Oliveira Fernandes, 74 anos, agricultor
Há 50 anos, o agricultor Oliveira Fernandes, 74, instalou-se em uma área afastada da capital federal. Com o passar dos anos, acompanhou o crescimento de Águas Claras, o desenvolvimento de Vicente Pires e as obras de ampliação da EPTG, hoje denominada Linha Verde. Tanta mudança na região prejudicou o estilo de vida de Oliveira. “Estão aterrando a minha casa. Um córrego de água se forma no meio da passarela (de pedestres) e cai dentro da chácara, trazendo todo o barro da obra”, reclama. Na entrada da casa de Oliveira, há restos de madeira, concreto e piche. O descaso se repete ao longo de toda a EPTG, que foi entregue inacabada à população — a obra era uma das prioridades do ex-governador Arruda e foi lançada meses antes de estourar o escândalo da Caixa de Pandora. O corredor de transporte que estava previsto não entrou em operação e as paradas de ônibus já estão pichadas. A sinalização é deficiente em muitos pontos.
ANÁLISE DA NOTÍCIA
De todos os brasilienses para...
>> Ana Dubeux
São muitos os destinatários que poderiam receber tais notícias de Brasília. Também são muitos os remetentes. Faço minhas, então, as palavras dos quase 2 milhões de brasilienses, que esperam estar de fato iniciando um novo ano. Que 2011 tenha a cara festiva e alegre que a comemoração dos 50 anos merecia ter tido. Que 2011 seja a derrocada de uma corja que se apossou da nossa capital para se apropriar de sua riqueza, de seus impostos, do resultado de seu consumo. Que em 2011 a esperança imponha uma dura derrota ao pessimismo e ao descrédito na política, marcas registradas pós-Operação Pandora que ainda hoje perduram.
Brasília virou o ano com a sujeira e o mato espalhados por suas ruas num triste retrato do descaso a que somos submetidos desde a queda – bem-vinda – do governo Arruda por corrupção. Poderia ser diferente? Sim, mas o mandato tampão de Rogério Rosso não teve exatamente a marca do resgate de cidadania. Terminou tristemente com denúncias de shows superfaturados totalmente dispensáveis – inclusive para a biografia de Rosso. Aos senhores governantes e autoridades de Brasília nos últimos quatro anos, podemos dizer simplesmente que deixaram um legado de abandono jamais visto na cidade planejada para ser exemplo em todos os sentidos. Se tinham um plano de sucateamento geral da capital, podem se orgulhar, pois o cumpriram com maestria. Já foram tarde. E tenho dito.

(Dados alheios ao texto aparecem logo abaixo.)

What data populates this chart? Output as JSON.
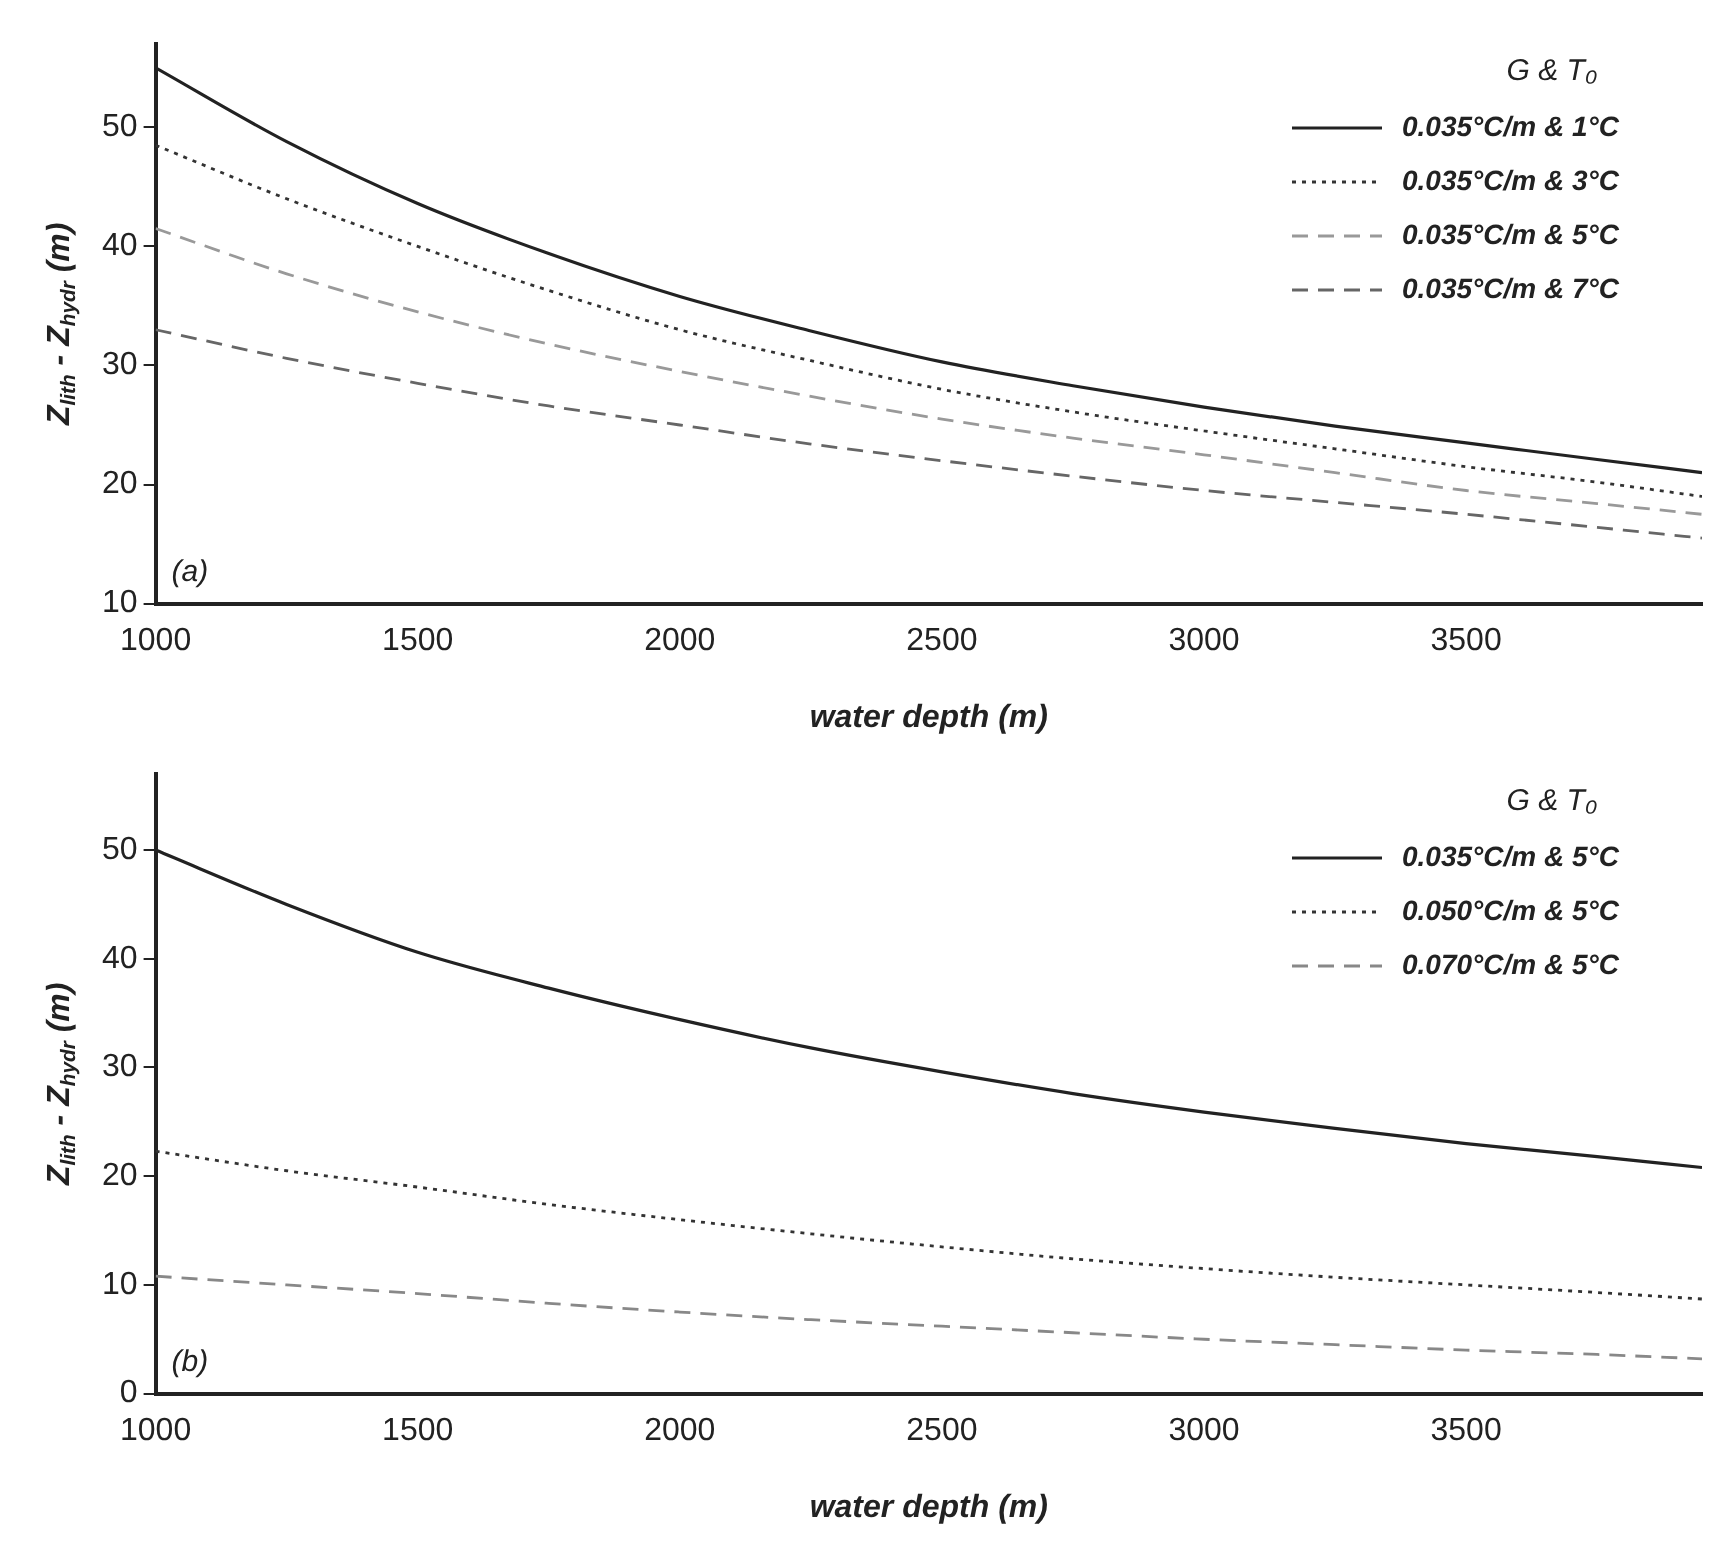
{
  "chart_data": [
    {
      "type": "line",
      "xlabel": "water depth (m)",
      "ylabel": "Z$_{lith}$ - Z$_{hydr}$ (m)",
      "legend_title": "G & T₀",
      "annotations": [
        "(a)"
      ],
      "x": [
        1000,
        1250,
        1500,
        1750,
        2000,
        2250,
        2500,
        2750,
        3000,
        3250,
        3500,
        3750,
        3950
      ],
      "series": [
        {
          "name": "0.035°C/m & 1°C",
          "color": "#222222",
          "line_style": "solid",
          "values": [
            55,
            48.8,
            43.6,
            39.4,
            35.8,
            32.9,
            30.3,
            28.3,
            26.5,
            24.9,
            23.5,
            22.1,
            21
          ]
        },
        {
          "name": "0.035°C/m & 3°C",
          "color": "#333333",
          "line_style": "dotted",
          "values": [
            48.5,
            44,
            40,
            36.3,
            33,
            30.4,
            28,
            26.1,
            24.5,
            23,
            21.5,
            20.2,
            19
          ]
        },
        {
          "name": "0.035°C/m & 5°C",
          "color": "#999999",
          "line_style": "dashed",
          "values": [
            41.5,
            37.7,
            34.5,
            31.8,
            29.5,
            27.4,
            25.5,
            23.9,
            22.5,
            21,
            19.5,
            18.4,
            17.5
          ]
        },
        {
          "name": "0.035°C/m & 7°C",
          "color": "#666666",
          "line_style": "dashed",
          "values": [
            33,
            30.6,
            28.5,
            26.6,
            25,
            23.4,
            22,
            20.7,
            19.5,
            18.5,
            17.5,
            16.4,
            15.5
          ]
        }
      ],
      "xlim": [
        1000,
        3950
      ],
      "xticks": [
        1000,
        1500,
        2000,
        2500,
        3000,
        3500
      ],
      "ylim": [
        10,
        57
      ],
      "yticks": [
        10,
        20,
        30,
        40,
        50
      ],
      "grid": false,
      "legend": "top right",
      "marker": "none"
    },
    {
      "type": "line",
      "xlabel": "water depth (m)",
      "ylabel": "Z$_{lith}$ - Z$_{hydr}$ (m)",
      "legend_title": "G & T₀",
      "annotations": [
        "(b)"
      ],
      "x": [
        1000,
        1250,
        1500,
        1750,
        2000,
        2250,
        2500,
        2750,
        3000,
        3250,
        3500,
        3750,
        3950
      ],
      "series": [
        {
          "name": "0.035°C/m & 5°C",
          "color": "#222222",
          "line_style": "solid",
          "values": [
            50,
            45,
            40.6,
            37.3,
            34.4,
            31.8,
            29.6,
            27.6,
            25.9,
            24.4,
            23,
            21.8,
            20.8
          ]
        },
        {
          "name": "0.050°C/m & 5°C",
          "color": "#333333",
          "line_style": "dotted",
          "values": [
            22.3,
            20.5,
            19,
            17.4,
            16,
            14.7,
            13.5,
            12.4,
            11.5,
            10.7,
            10,
            9.3,
            8.7
          ]
        },
        {
          "name": "0.070°C/m & 5°C",
          "color": "#888888",
          "line_style": "dashed",
          "values": [
            10.8,
            10,
            9.2,
            8.3,
            7.5,
            6.8,
            6.2,
            5.6,
            5,
            4.5,
            4,
            3.6,
            3.2
          ]
        }
      ],
      "xlim": [
        1000,
        3950
      ],
      "xticks": [
        1000,
        1500,
        2000,
        2500,
        3000,
        3500
      ],
      "ylim": [
        0,
        57
      ],
      "yticks": [
        0,
        10,
        20,
        30,
        40,
        50
      ],
      "grid": false,
      "legend": "top right",
      "marker": "none"
    }
  ]
}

Eis que amanhã seguiremos sob nova direção. Difícil estarmos em mãos piores do que já estivemos. Logo, acredito que eu e toda a população do Distrito Federal já estamos perigosamente comemorando de véspera. O mandato Agnelo, se não for muito ruim, já terá sido melhor. Mas, é verdade, esperamos muito mais. Aguardamos limpeza, segurança, educação e saúde de qualidade. Depositamos todas as expectativas, as melhores, num governo mais justo, mais capaz e, por favor, honesto, decente, sem roubalheira e corrupção.
Ao longo dos últimos meses, aqui neste espaço, pedi muito que Brasília fosse varrida, lavada e enxaguada. Na verdade, precisávamos de um dilúvio para tirar toda a sujeira depositada durante tantos anos de desmandos. Apenas algumas espécies deveriam ser resguardadas: os cidadãos honestos, com boas ideias e projetos, sem a ganância que sempre nos impõe castigos imensuráveis. Espero que nossas escolhas nos honrem até 2014.